Few great classic sports cars can match the intense sensory overload provided by the supreme Alfa Romeo 8C 2300 in raucous action. Add the historic importance and cachet of the Le Mans 24 Hours race, of Sir Henry “Tim” Birkin, of Francis, Earl Howe and of Marshal Italo Balbo — and it becomes patently obvious that this is a thoroughbred sports car of great stature.
This particular car was first registered by the Alfa Romeo Company on June 3, 1932. Sixteen days later, it became the third of Alfa Romeo’s 1932 Works-entered Le Mans 24 Hour cars, being co-driven in the French endurance classic by the intensely competitive and capable British aristocrats Sir Henry Birkin and Earl Howe, and carrying the race number 9.
It was fitted with regulation racing bodywork by Carrozzeria Touring of Milan. Among the 25 starters in that Depression-era 24-Hour race, “065” now offered here led for a period before being forced to retire.
The car was taken straight to England for repair. It was then run in that year’s RAC Tourist Trophy at Ards, Ulster, on August 20, being driven by Earl Howe. This Alfa Romeo went particularly well, and Earl Howe was actually the fastest finisher, completing his assigned 30-lap distance, 410 miles, in five hours, nine minutes, 56 seconds.

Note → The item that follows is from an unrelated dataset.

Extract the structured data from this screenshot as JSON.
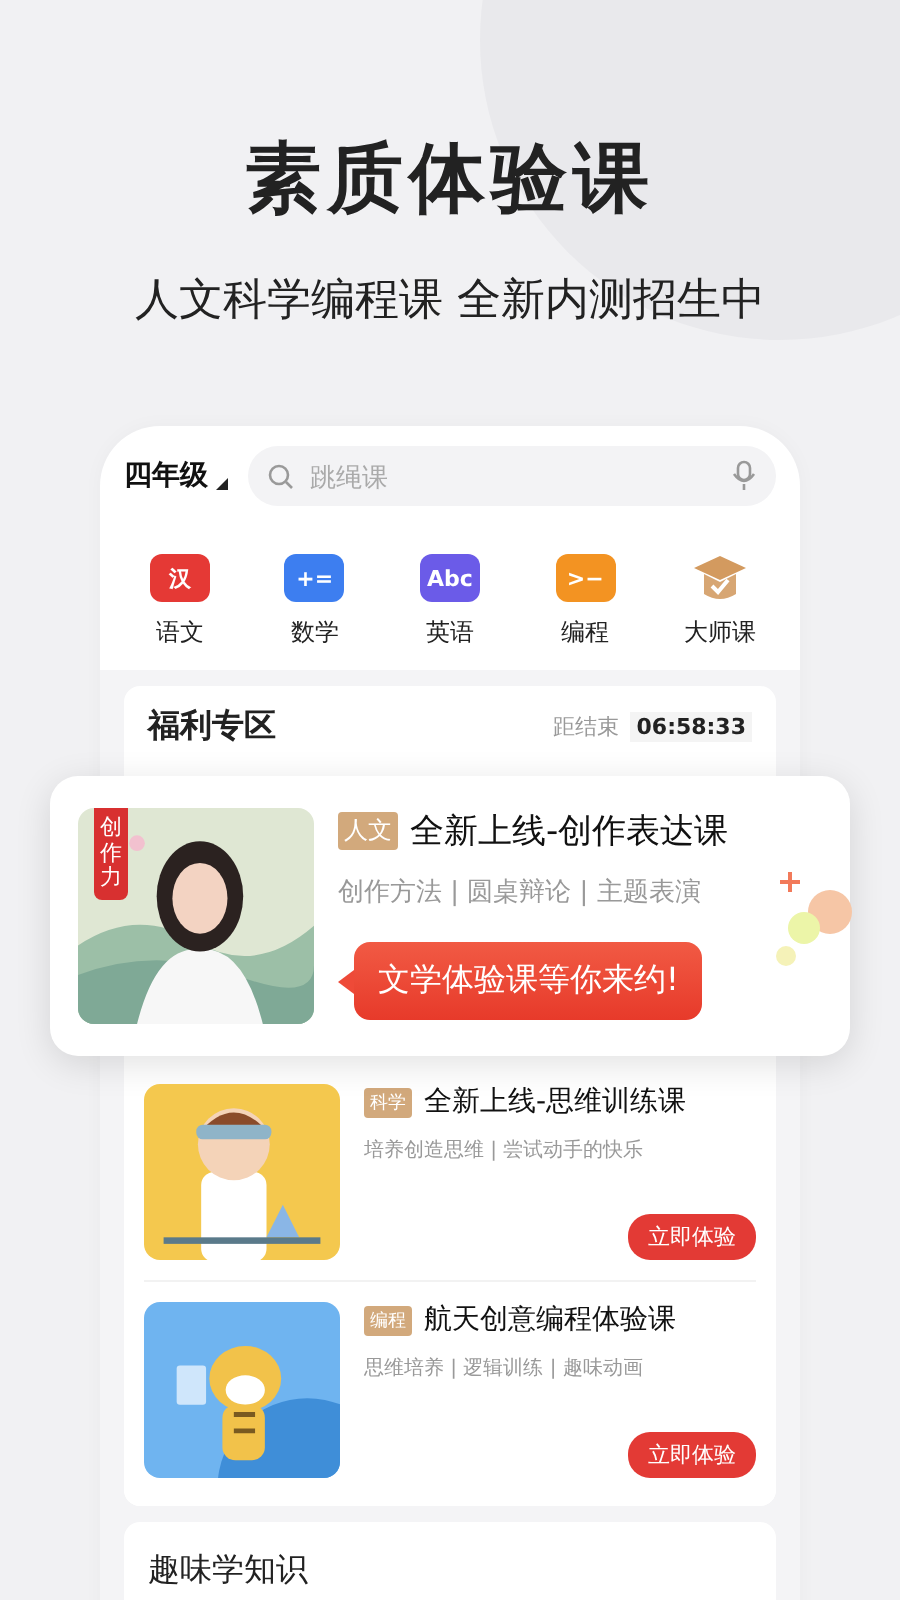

The ex-Birkin/Howe car was then returned to Alfa Romeo in Italy. On September 27, 1932, it was sold to Giuseppe Campari. Simon Moore believes that it formed part of his remuneration deal as an Alfa Romeo Works-backed driver and Italian celebrity. It appears that Campari consigned the car to the Farina coachbuilding company of Turin to be rebodied from its Carrozzeria Touring-made racing-regulation style, to become a road-usable drophead coupe.